We can now answer this question by ‘integrating out’ $\theta$ as

\[\begin{aligned} \mathrm{Pr}(\mathcal{H} | \mathcal{D}) &= \int_{\theta} \mathrm{Pr} (\mathcal{H}, \theta | \mathcal{D}) \, \mathrm{d}\theta \\ &= \int_{\theta} \mathrm{Pr} (\mathcal{H} | \theta, \mathcal{D}) \, \overbrace{\mathrm{Pr} (\theta | \mathcal{D})}^{\mathrm{posterior}} \, \mathrm{d}\theta \\ &= \int_0^1 \theta^2 \, \overbrace{\frac{\Gamma(\alpha+\beta+11)}{\Gamma(\alpha+8)\Gamma(\beta+3)}}^{\text{normalizing constant}} \, \theta^{\alpha+7} (1-\theta)^{\beta+2} \, \mathrm{d}\theta \\ &= \frac{\Gamma(\alpha+\beta+11)}{\Gamma(\alpha+8)\Gamma(\beta+3)} \int_0^1 \theta^{\alpha+9} (1-\theta)^{\beta+2} \, \mathrm{d}\theta \\ &= \frac{\Gamma(\alpha+\beta+11)}{\Gamma(\alpha+8)\Gamma(\beta+3)} \frac{\Gamma(\alpha+10)\Gamma(\beta+3)}{\Gamma(\alpha+\beta+13)} \\ &= \frac{(\alpha+8)(\alpha+9)}{(\alpha+\beta+11)(\alpha+\beta+12)}. \end{aligned}\]

In this case, if we choose a uniform prior, i.e., $\alpha=\beta=1$, we actually get $\frac{45}{91} \approx 0.49$, so we would bet against.

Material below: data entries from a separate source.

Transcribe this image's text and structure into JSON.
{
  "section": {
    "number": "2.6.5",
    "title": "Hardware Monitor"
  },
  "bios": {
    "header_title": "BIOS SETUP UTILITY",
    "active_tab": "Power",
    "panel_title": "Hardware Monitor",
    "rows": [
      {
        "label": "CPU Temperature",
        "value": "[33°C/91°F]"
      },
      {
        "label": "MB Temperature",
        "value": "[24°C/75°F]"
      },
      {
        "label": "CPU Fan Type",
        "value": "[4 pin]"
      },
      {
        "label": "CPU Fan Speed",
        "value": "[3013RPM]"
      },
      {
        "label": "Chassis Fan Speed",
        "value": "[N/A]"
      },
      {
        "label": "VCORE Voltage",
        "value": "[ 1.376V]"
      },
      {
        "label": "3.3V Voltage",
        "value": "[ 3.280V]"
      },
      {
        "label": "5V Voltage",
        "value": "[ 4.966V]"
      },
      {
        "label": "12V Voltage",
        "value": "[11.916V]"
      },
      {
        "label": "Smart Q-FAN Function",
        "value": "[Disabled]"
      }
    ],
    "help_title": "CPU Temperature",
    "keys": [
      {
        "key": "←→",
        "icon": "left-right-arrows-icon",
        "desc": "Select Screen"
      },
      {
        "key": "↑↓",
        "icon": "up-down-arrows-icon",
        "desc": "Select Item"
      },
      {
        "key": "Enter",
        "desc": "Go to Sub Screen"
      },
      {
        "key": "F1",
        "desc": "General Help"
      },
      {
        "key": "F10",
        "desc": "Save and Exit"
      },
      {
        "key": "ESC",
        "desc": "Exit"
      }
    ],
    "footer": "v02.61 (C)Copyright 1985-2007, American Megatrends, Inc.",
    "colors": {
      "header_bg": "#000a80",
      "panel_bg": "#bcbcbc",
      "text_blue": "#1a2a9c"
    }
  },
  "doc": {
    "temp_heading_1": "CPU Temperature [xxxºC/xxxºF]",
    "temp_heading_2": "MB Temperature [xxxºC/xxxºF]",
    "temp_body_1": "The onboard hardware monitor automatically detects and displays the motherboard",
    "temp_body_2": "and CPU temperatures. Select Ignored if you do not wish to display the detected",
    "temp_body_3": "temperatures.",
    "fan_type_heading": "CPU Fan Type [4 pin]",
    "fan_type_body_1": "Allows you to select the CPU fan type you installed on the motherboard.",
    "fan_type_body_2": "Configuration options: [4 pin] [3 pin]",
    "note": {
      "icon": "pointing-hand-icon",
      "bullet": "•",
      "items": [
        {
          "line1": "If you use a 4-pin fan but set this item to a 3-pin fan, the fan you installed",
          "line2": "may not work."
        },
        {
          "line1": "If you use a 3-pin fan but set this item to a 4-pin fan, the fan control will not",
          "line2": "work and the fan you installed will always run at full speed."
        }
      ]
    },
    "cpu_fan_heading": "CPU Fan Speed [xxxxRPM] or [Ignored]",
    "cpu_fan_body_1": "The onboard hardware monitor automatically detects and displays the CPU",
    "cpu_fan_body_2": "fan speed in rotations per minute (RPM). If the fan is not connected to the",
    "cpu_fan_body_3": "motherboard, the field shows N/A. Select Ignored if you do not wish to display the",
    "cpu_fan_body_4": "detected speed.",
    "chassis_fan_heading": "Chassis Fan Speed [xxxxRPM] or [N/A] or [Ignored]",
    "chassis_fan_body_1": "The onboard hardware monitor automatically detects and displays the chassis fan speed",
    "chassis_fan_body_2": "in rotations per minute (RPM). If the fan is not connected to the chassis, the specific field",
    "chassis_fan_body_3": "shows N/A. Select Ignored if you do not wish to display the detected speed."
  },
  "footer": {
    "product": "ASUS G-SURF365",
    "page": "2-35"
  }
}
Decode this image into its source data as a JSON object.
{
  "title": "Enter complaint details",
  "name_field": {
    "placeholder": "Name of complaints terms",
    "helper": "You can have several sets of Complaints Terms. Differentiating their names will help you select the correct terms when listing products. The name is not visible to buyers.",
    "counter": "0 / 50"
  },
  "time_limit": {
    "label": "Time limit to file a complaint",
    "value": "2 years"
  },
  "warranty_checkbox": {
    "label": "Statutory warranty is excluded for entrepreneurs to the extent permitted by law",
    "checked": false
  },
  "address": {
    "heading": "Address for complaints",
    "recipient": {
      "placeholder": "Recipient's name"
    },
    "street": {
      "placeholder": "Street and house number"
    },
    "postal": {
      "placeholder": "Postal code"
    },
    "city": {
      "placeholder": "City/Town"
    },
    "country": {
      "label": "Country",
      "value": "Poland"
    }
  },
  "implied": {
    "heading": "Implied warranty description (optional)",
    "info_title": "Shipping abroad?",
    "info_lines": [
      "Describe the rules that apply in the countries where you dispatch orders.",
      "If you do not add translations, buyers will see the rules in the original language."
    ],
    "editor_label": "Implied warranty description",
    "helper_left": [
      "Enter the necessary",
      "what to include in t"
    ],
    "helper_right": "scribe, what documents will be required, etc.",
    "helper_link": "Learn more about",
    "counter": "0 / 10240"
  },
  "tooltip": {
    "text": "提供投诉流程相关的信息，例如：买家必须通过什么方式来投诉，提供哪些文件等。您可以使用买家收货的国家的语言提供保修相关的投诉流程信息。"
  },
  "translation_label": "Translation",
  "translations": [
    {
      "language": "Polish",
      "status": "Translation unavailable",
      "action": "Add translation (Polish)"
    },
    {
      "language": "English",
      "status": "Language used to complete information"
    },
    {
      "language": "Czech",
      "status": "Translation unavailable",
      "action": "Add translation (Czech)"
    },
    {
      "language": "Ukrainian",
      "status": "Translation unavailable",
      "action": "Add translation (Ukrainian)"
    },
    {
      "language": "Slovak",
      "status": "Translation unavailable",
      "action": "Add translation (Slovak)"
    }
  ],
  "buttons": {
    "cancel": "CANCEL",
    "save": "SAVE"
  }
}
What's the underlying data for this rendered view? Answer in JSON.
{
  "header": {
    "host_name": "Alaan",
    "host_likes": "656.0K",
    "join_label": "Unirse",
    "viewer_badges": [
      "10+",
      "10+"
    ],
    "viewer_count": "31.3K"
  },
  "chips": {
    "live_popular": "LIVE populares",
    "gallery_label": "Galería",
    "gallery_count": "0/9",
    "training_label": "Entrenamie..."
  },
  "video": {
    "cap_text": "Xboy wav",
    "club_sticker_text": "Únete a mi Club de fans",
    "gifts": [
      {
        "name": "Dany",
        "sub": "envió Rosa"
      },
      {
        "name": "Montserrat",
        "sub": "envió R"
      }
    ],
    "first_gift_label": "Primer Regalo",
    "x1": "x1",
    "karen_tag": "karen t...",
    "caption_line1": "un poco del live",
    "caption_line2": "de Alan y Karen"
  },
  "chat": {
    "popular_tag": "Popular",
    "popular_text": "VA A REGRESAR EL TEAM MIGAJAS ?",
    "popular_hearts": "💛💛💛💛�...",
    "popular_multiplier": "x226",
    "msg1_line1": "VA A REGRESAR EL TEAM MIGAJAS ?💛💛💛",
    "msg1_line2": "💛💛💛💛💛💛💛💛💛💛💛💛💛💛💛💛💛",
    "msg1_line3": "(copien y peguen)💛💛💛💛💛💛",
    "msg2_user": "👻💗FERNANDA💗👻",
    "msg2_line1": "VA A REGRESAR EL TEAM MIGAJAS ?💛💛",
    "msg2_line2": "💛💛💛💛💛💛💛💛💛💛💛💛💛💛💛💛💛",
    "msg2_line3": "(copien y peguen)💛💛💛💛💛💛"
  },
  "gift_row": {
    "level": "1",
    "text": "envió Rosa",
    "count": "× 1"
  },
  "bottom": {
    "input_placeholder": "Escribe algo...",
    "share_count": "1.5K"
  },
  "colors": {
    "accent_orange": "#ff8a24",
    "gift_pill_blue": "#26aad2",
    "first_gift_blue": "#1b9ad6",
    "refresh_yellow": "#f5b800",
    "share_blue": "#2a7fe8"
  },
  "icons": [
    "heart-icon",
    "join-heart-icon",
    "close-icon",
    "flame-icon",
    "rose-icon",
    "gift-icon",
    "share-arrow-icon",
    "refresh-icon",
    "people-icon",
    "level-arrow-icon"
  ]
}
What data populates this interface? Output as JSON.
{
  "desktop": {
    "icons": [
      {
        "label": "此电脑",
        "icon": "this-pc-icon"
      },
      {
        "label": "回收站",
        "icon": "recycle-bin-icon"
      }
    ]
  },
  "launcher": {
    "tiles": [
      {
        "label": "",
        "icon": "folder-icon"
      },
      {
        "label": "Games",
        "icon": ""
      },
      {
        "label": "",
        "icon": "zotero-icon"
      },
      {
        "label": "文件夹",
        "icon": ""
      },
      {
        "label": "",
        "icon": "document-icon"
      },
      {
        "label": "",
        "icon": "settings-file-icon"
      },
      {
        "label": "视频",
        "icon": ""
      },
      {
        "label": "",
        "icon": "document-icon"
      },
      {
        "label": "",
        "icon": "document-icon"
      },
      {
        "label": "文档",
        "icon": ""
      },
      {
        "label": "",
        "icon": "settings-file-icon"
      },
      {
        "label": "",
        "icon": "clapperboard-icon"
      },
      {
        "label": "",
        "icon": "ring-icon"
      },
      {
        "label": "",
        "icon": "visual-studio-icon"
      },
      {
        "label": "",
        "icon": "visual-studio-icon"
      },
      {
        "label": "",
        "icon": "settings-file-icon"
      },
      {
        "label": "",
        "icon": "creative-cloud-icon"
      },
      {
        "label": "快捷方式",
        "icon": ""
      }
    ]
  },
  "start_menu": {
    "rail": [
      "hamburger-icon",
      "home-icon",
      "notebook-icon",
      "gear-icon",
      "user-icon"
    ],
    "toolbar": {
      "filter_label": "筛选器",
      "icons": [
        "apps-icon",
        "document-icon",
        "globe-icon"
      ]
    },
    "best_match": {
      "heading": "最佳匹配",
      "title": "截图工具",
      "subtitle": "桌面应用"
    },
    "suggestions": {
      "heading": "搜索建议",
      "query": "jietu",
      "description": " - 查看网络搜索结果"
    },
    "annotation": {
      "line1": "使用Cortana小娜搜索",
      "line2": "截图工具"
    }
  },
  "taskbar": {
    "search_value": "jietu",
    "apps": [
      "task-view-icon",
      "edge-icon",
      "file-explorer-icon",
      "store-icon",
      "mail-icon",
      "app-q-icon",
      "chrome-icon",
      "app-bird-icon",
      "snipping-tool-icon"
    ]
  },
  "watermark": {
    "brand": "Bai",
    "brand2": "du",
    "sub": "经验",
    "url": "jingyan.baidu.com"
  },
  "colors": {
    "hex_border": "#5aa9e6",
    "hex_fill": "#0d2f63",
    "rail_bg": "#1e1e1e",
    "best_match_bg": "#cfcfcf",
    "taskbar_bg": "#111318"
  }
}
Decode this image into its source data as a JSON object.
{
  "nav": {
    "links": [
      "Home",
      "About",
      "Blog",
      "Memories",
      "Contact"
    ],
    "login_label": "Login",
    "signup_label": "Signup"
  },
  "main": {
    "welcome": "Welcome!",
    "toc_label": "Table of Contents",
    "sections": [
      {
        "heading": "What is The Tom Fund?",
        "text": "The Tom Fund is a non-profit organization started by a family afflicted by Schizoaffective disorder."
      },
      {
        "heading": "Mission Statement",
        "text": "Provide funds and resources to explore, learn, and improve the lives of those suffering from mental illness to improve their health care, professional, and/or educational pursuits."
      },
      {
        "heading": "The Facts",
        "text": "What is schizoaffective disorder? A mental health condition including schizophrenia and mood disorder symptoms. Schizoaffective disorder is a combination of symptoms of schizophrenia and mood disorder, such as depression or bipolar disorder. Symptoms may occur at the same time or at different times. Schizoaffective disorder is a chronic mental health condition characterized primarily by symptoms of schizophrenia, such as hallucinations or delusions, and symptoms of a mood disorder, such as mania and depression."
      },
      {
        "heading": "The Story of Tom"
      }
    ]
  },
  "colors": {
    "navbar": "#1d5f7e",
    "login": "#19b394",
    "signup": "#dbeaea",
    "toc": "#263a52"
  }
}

The reason for this is more complicated and has to do with the uniform prior not being completely agnosticA better choice of prior would be Haldane’s prior, which is the $\mathrm{Beta}(0, 0)$ distribution.. Furthermore, we’ve also made the implicit decision not to update our posterior distribution between the 2 tosses, we’re predicting. You can imagine, we would gain knowledge about the fairness of the coin (i.e., about $\theta$) after tossing the coin the first time, which we could use to update our posterior distribution. However, to simplify the calculations we haven’t done that.